After his legal troubles, he worked security with Chauvin at a Minneapolis club. If Chauvin knew about Floyd’s violent history, that fact combined with Floyd’s size (6”7), and Floyd’s drug-induced behavior at the scene resisting arrest, it may explain Chauvin’s knee on Floyd’s neck.

Furthermore, the neck hold used by Chauvin was legal, and only in the aftermath of Floyd’s death is Minnesota attempting to ban it. With all these factors, the State will have a difficult time sustaining a conviction for second- or third-degree murder.

Per the language of Minnesota’s third degree murder statute, Chauvin, must have caused “the death of another by perpetrating an act eminently dangerous to others and evincing a depraved mind, without regard for human life.” With a legal knee hold and Chauvin experiencing first-hand Floyd’s drug-induced state, the State will have a difficult time proving that Chauvin acted with a “depraved mind without regard for human life.”

This leads us to Ellison’s add-on or charge-stacking of second degree murder, where the State must prove that Chauvin “cause[d] the death of a human being, without intent to effect the death of any person, while committing or attempting to commit a felony offense.” That’s a mouthful, but in simpler terms, this is Minnesota’s version of the “felony murder” statute. In other words, you can get charged with murder without intending to commit murder if someone dies while you’re committing a felony, i.e. you unintentionally kill someone while committing a bank robbery.
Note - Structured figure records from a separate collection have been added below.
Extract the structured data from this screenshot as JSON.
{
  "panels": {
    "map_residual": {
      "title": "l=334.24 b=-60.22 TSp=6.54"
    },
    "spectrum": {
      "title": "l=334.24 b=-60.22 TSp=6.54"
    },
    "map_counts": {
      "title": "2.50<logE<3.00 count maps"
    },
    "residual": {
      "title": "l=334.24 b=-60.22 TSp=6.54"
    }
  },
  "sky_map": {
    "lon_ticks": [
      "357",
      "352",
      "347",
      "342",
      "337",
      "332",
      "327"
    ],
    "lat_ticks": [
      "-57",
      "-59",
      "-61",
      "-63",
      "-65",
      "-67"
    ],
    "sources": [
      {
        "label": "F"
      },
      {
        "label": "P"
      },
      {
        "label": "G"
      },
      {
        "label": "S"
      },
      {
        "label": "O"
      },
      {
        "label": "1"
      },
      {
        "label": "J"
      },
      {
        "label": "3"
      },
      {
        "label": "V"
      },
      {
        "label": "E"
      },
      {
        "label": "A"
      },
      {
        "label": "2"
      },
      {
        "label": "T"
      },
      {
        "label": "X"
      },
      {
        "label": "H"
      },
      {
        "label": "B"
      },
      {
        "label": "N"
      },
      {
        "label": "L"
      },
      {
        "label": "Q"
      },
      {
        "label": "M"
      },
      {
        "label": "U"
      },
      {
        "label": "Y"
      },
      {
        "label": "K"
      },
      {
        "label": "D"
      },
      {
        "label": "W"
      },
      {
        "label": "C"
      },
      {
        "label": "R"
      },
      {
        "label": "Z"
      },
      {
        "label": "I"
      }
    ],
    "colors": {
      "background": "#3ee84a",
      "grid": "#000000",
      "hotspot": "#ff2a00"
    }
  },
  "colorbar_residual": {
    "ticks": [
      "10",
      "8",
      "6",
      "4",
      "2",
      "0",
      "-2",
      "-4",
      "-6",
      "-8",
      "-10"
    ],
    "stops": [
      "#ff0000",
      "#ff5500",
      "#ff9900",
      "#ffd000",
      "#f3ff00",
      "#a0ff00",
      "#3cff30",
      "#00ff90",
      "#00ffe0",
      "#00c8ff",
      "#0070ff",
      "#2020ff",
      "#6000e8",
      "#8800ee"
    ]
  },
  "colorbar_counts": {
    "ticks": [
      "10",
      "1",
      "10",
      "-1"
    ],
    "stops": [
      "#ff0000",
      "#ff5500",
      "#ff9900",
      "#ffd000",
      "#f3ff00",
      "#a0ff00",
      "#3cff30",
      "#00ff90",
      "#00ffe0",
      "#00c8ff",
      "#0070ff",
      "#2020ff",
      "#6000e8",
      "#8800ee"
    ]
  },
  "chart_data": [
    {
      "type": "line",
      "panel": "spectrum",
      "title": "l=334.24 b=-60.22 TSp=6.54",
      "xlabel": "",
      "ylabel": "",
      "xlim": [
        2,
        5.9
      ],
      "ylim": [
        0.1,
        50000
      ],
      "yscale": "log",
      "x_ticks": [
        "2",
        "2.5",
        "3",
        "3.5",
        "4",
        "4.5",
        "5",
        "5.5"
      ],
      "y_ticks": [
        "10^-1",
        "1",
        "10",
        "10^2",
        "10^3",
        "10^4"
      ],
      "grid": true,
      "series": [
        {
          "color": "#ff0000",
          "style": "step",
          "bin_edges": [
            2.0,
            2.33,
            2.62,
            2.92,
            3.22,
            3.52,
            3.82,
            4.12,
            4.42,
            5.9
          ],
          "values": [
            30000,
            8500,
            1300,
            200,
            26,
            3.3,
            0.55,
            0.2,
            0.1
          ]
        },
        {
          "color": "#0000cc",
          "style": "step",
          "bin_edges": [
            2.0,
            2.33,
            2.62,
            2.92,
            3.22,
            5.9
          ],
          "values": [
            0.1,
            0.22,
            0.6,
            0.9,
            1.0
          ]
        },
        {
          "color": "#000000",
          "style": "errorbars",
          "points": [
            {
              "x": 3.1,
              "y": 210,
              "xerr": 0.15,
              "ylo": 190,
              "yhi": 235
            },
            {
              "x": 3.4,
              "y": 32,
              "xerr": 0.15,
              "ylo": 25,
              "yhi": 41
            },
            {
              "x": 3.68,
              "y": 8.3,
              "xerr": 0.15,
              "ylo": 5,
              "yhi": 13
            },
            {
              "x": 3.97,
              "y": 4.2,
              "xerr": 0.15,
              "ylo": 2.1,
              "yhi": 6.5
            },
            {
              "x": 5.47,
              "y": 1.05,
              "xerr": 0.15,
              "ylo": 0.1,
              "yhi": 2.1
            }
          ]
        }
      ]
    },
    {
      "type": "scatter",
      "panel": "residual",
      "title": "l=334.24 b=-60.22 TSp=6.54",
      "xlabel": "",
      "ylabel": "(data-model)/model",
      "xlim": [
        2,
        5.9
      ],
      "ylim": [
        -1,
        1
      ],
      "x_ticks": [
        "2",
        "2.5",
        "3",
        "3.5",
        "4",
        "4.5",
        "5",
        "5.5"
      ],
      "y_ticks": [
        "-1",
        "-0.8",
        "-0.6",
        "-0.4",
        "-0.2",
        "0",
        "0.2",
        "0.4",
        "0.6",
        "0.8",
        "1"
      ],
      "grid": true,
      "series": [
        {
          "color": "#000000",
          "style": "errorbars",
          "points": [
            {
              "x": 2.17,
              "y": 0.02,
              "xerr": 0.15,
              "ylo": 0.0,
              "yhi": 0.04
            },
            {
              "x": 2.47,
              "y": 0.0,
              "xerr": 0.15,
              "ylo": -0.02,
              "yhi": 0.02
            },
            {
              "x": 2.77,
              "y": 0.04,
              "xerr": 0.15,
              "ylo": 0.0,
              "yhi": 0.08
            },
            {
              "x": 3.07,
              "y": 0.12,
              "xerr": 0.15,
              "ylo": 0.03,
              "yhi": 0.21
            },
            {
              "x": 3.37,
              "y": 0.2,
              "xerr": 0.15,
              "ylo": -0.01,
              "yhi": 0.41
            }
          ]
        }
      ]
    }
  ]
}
Here, Ellison is alleging that Chauvin killed Floyd while assaulting him. This is a tall order for Ellison. From the 911 call and the store clerk’s identification of Floyd as the perpetrator of a crime, the police had probable cause to believe that he had committed a crime. Floyd then resisted arrest. For someone like me, a criminal defense attorney and former prosecutor, logic and experience dictate that if a person resists arrests, the chances of him getting injured rise dramatically. Cops can’t be prosecuted for using reasonable force while effecting a lawful arrest. The question remains then, what is “reasonable” force and whether keeping a knee on Floyd’s neck was reasonable or necessary with two other officers also restraining a handcuffed Floyd lying on his stomach.

Let’s get back to the original second degree manslaughter charge. For the State, this is the most viable charge because it could successfully argue that with Chauvin’s knee on Floyd’s neck, with Floyd’s repeated pleas that he couldn’t breathe, Chauvin “creat[ed] an unreasonable risk, and consciously t[ook]chances of causing death or great bodily harm to [Floyd].”

This brings us back to AG Ellison and his abuse of prosecutorial discretion. The local prosecutor had a viable prosecution, yet, Ellison, appointed by the governor, gave into public pressure by piling on a charge which he has little chance to prove. Ellison admitted that “winning a conviction will be hard,” and noted that there had been only one prior successful prosecution in Minnesota of a police officer for murder. Ellison also said he felt a “tremendous sense of weight”—likely the immense pressure and calls for “justice” by protesters and the governor that led to the upgraded charges against Chauvin.

By unreasonably upgrading the charges against Chauvin, however, Ellison argained with the public, and gave into demands for blood not “justice.” Ellison abused his power in placating the masses. Manslaughter is a viable charge, third-degree murder is a stretch, but second-degree murder is out of bounds. How will Ellison appease, if Chauvin is acquitted of second-and third-degree murder?

Even with the video footage, the State has the burden of proving beyond a reasonable doubt that Chauvin used unauthorized “deadly” force. With the guerrilla tactic of prosecutors charge-stacking as Ellison did here, and what the National Association of Criminal Defense Lawyers call a “trial penalty,” punishing someone for exercising one’s constitutional right to a jury trial, Chauvin may plead to manslaughter to avoid the chance of spending 40 years in prison.

To achieve justice for Floyd, Chauvin and his fellow former cops must get a fair trial. Despite the major step back with Ellison’s abuse of prosecutorial discretion, we’ve come a long way since Daniel Pantaleo choked Eric Garner to death.